The South African Air Force in the Border War

The Africa@War series Volume 9 offers and introduction to South African air force operations in Angola  and will be available in mid-2012.

The South African Border War was the last of the true African Liberation Struggles, which, at its simplest, pitted the monolithic South African Defense Force (SADF) and South African Air Force (SAAF) against the rag-tag guerrilla army of the South West African people’s Organization, or SWAPO. It was also, however, intertwined with the internal and international anti-Apartheid struggle, with the simultaneous war of liberation in Zimbabwe, and both the Angolan liberation war and the subsequent Angolan civil war that immediately followed.

Initially – from 1966 to 1976 – the war followed a low-key counter-insurgency pattern, with a minimum of air involvement that usually only compromised helicopter support for combat tracker teams on the ground, or casualty evacuation as and when it was necessary. A certain amount of cross border military cooperation took place between the Portuguese authorities in Angola and the SADF and SAAF located at a number of bases on the border between South West Africa and Angola. This, however, did not amount in any way to intervention. Matters changed dramatically when in 1974 the right wing fascist dictatorship of Marcello Caetano was overthrown in Portugal in early 1974, which set in motion the collapse of Portuguese rule in both Mozambique and Angola.

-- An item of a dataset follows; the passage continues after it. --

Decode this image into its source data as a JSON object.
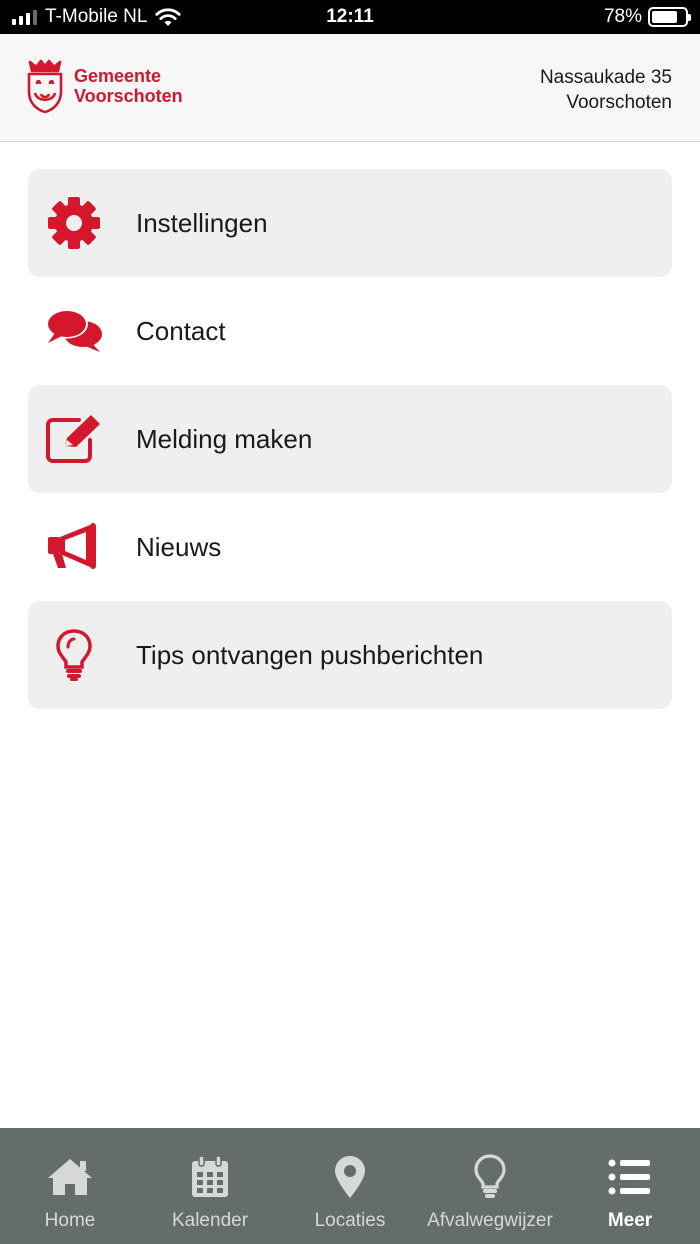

From that point the war escalated into a typical Cold War confrontation with the incumbent MPLA government in Luanda receiving massive Soviet and Cuban military aid which it used in part to fend off internal insurrections, and to support the SWAPO insurgency into SWA. South Africa responded with an increase in both ground and air forces, resulting a massive escalation of the war.

South African Air Force Involvement

South African air assets at the time included helicopter squadrons of French Aérospatiale Alouette III and SA 330 Puma aircraft, Mirage III and F1 fighter squadrons, English Electric Canberra medium bombers, Blackburn Bucanners, Impala strike jets and a transport fleet of C-60 Transalls and C-30 Hercules aircraft. In the main the Angolans were armed with Soviet supplied and Cuban piloted (although not exclusively) MiG-21s and MiG-23s interceptors and Mi-24 and Mi-25 attack helicopters.

South African air operations throughout this time were undertaken either in support of large scale mechanized incursions into Angola or as routine interdiction along the main communication routes. Later a great deal of military assistance was given to the local Angolan rebel movement UNITA, with an increasingly conventional character to the war beginning to evolve. The war culminated in a series of combined operations in support of UNITA collectively known as the Battle of Cuito Cuanavale, in which the enemy was nominally defeated, but which also resulted in an accelerated conclusion to a long negotiated peace process that had begun in the early 1970s.

By the time of Cuito Cuanavale the SAAF had begun to feel the effects of a long stranding arms embargo as Soviet supplied Angolan aircraft and armaments increased in sophistication, quite as South African assets slipped into obsolescence. It was only the superb standards of training and leadership, and excellent operational planning, that allowed the SAAF to retain air superiority – although only narrowly – while coming up against state-of-the-art Soviet supplied tanks, artillery and aircraft.

The Border War, in all its facets, ended in 1989, with SWA finally achieving independence in 1991. The Angolan civil war did not begin to reach any conclusion until the death of UNITA’s charismatic leader, Jonas Savimbi, in 2002, by which time South Africa itself had been independent, or at least under majority role, for eight years.

No where else in sub-Saharan Africa has a war on this scale been fought, and not since El Alamein during the desert campaign of WWII was a conventional mobile tank battle fought, as it was during Cuito Cuarnavale. The South African Border War was the last of Africa’s wars of liberation, and without doubt the most dramatic.